Between 1788 and the end of 1818, when he was 66, Walker amassed nearly 400 acres.
After Walker’s death, the house was acquired by Col. Thomas Burton, “a man of culture and wealth,” according to the WPA description, who lived at this location until his 1861 death.
Then came Absalom Peyton Rowe (1817-1900), a Spotyslvania County preacher’s son, a one-term member of the Virginia House of Delegates and later the six-term mayor of Fredericksburg.
Sometime after the Civil War, the original brick house burned, and a frame house was constructed on the foundation. This became the home of Edgar Sheppard, he of the large and prosperous Sheppard family associated with Meadow Farm (3400 Mountain Road) and Locust Grove (3501 Gayton Hill Lane), both preserved by Henrico County. Sheppard was just 31 years old at the time of his late-1886 death. He worked at Cussons, Sheppard & Co., a prosperous printing house in Glen Allen.
Capt. John Cussons patented wall and desk versions of calendars, with rip-off pages, that also featured advertising. He oversaw the 1880s creation of Forest Lodge, a 100-room, 1,000-acre resort hotel. Forest Lodge was demolished in 1989 and is survived only by a cupola from one of its towers that today sits at 2409 Mountain Road.
Through the following years, the house belonged to several people who sold off acreage. It was lived in by James B. Winston and then Benjamin Ladd and Lydia P. Purcell — for whom Purcell Road gets its name.
The home’s namesake, young lawyer C. Champion Bowles, and his wife, Helen Humes, didn’t arrive until 1919. They would raise three daughters and a son in the home. Bowles, a graduate of the University of Richmond and T.C. Williams School of Law, was elected in 1936 as Goochland County commonwealth’s attorney, and the next year, he sold the house to Willie L. Burruss. Gov. Thomas Stanley appointed Bowles to the 9th Judicial Circuit in Sept. 1954, from which he retired in February 1966. He died in 1967.

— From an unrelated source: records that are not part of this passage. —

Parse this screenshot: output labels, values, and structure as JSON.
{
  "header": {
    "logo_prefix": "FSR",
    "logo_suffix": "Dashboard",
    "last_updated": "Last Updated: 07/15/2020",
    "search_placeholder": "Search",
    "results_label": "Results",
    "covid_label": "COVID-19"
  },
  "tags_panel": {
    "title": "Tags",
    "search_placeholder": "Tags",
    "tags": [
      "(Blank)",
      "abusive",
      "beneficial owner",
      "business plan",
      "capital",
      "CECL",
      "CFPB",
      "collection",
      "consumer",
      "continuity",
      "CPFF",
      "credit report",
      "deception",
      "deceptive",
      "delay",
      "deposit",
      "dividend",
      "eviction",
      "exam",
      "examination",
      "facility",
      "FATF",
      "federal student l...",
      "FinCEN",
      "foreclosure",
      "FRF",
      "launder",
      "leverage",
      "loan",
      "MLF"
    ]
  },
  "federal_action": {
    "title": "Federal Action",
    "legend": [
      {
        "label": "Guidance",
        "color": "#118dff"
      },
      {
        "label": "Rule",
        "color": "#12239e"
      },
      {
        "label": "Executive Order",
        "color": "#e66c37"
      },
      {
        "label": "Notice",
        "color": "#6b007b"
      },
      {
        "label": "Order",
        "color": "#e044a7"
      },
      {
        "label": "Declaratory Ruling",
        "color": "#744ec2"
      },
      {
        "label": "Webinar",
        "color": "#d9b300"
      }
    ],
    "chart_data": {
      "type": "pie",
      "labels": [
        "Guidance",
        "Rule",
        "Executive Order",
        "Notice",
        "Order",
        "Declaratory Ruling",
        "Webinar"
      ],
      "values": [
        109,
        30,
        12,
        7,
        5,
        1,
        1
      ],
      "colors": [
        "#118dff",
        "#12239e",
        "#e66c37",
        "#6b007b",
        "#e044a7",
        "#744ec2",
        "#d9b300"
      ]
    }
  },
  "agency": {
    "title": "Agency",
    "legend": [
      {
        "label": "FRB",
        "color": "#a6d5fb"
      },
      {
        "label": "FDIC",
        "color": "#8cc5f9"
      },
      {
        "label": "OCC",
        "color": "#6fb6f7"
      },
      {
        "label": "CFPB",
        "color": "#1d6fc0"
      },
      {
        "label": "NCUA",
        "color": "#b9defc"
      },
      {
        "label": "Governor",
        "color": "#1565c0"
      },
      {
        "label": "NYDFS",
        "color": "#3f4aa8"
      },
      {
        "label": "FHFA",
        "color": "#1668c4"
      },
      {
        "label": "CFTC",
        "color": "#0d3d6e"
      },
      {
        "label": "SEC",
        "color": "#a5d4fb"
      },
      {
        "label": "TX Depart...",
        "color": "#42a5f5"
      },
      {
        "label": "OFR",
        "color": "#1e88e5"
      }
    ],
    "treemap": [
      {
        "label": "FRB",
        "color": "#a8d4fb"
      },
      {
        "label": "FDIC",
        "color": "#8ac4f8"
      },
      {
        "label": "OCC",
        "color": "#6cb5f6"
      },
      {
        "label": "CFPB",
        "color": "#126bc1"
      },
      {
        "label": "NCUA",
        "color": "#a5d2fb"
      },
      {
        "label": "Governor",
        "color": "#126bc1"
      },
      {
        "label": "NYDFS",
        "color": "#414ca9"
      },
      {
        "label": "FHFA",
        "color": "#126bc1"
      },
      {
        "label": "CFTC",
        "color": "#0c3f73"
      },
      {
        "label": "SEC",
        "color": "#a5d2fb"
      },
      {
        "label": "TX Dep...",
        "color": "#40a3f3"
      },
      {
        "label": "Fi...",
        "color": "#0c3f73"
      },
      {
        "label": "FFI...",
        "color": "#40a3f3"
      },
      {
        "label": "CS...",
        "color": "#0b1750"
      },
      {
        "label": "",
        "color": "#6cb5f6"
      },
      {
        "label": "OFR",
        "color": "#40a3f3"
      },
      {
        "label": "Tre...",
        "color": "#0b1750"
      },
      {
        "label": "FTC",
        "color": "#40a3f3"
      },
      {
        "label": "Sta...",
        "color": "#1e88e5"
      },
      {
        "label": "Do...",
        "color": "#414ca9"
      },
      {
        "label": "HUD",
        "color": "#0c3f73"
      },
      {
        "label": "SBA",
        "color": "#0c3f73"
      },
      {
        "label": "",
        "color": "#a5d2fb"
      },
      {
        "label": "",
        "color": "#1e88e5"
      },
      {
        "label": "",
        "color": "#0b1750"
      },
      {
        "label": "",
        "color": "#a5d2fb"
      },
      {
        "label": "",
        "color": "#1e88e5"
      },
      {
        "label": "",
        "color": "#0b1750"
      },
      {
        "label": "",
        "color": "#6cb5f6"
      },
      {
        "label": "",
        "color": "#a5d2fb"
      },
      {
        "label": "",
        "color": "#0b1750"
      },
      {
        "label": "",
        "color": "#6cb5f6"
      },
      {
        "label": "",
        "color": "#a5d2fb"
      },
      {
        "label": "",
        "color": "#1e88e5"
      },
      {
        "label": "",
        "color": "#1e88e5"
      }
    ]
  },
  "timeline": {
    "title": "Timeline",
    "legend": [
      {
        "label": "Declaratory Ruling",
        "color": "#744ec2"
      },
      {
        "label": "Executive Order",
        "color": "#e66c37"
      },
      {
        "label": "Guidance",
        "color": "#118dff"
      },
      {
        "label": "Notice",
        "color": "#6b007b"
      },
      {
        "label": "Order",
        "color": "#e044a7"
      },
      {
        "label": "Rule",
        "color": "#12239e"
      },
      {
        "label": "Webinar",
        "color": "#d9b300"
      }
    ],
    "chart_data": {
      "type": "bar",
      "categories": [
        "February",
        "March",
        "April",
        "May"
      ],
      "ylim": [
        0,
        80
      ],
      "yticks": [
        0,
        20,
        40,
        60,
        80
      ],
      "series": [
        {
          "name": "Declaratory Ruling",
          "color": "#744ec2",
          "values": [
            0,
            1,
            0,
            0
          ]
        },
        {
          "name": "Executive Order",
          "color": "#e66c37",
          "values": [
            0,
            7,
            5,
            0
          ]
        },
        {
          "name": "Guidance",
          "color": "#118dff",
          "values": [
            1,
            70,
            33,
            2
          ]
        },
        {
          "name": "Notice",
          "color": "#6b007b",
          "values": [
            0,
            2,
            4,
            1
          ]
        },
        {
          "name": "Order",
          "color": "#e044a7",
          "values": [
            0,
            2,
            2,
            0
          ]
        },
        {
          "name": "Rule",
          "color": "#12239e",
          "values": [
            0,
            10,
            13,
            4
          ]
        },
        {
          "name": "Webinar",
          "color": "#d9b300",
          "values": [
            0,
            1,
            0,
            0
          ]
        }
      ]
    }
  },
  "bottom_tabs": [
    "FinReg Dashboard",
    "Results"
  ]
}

Some dozen families moved through the 3,736-square-foot, 10-room house into the late 20th century. By then, the house resembled a backdrop for the memories and ghosts of Thornton Wilder’s play “Our Town.” In 2012, the Bank of New York Mellon Trust held the title. The current owners are Michael Mitchell and Cynthia Harris.
Thanks to Mary Ann Soldano of Henrico County Recreation and Parks for her help with research.